Fleet News

Renault in bid to conquer Germans

October 2001: Style, safety and wholelife costs will feature at the heart of Renault's bid to attract company car drivers out of executive German cars and into its new Vel Satis.

The five-door car may not be as bizarre as the radical Avantime, but it is still unconventional - especially in the conservative premium car class, where Renault concedes that its attempts to outgun the Germans with the Safrane failed.

As Thierry Dombreval, Renault senior vice-president strategy and marketing said: 'We must appeal to demanding customers who expect the fundamental qualities of these models to be beyond reproach.

'To achieve legitimacy at this level of the range, we are embracing these standards: quality, performance, comfort, safety and resale value.'

Consequently, the Vel Satis represents a French vision of an executive car — luxury with a distinct Gallic flavour.
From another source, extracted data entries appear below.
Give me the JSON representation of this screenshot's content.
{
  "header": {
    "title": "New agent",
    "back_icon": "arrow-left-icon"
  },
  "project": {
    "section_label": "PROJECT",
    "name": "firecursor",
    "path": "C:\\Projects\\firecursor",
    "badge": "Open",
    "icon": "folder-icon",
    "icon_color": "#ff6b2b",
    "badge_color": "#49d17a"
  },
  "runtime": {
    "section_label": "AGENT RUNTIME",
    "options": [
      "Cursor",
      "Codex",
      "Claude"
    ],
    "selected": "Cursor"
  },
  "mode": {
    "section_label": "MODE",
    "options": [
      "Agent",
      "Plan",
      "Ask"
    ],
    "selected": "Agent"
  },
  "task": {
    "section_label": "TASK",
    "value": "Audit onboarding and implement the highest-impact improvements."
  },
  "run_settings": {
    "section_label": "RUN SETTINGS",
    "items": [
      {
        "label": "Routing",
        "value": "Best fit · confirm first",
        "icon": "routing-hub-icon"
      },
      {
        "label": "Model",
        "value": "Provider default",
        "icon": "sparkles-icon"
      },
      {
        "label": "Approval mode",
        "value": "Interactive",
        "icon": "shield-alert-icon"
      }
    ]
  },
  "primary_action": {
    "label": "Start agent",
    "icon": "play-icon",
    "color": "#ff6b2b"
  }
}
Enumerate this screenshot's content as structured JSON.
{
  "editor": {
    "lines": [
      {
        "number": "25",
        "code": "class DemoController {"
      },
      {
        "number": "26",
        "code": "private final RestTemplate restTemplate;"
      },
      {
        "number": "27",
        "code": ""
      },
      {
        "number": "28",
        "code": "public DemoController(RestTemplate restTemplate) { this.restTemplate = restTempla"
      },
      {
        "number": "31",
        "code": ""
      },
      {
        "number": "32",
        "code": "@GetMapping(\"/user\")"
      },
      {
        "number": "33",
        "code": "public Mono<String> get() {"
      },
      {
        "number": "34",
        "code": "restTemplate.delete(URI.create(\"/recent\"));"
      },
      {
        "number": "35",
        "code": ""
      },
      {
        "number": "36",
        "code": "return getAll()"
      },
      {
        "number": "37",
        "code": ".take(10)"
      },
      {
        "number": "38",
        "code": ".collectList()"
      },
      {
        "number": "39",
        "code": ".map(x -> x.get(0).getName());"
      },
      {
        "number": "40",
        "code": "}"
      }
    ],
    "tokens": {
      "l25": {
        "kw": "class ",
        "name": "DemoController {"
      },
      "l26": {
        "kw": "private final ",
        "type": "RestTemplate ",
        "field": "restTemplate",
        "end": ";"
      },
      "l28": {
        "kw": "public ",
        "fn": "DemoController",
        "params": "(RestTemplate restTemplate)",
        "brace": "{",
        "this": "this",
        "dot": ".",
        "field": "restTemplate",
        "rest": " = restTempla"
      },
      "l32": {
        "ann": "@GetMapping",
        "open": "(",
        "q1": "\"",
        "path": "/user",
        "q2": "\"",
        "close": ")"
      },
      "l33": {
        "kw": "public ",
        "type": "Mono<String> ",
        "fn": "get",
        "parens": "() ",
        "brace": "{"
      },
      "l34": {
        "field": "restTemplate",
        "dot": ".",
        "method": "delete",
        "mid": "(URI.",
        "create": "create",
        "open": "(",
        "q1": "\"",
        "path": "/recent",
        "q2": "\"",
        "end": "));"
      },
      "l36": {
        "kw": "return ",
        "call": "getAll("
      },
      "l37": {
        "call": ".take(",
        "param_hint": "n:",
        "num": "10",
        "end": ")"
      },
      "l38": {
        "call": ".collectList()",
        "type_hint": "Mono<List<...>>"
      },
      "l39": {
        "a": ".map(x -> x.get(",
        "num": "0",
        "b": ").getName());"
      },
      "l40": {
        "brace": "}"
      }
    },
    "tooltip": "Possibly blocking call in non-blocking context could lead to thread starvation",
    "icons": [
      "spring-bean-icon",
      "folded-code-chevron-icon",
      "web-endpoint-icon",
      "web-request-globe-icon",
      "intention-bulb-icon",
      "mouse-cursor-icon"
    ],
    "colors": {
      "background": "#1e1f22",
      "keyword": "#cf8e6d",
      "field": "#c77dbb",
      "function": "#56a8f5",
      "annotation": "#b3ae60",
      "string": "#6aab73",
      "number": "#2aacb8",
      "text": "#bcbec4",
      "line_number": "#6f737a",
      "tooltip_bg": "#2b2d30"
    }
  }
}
This equates to a driver seat height closer to the Espace than the Safrane, a spacious, futuristic and nicely finished cabin that is set off in top of the range models by light leather seats and wood marquetry in the doors.

An example of its styling idiosyncracy is offered by the double-hinged front seat backs that are six inches higher on the outside than inside.

The Vel Satis goes on sale across Europe during the early part of next year and the Avantime will hit European roads from this month.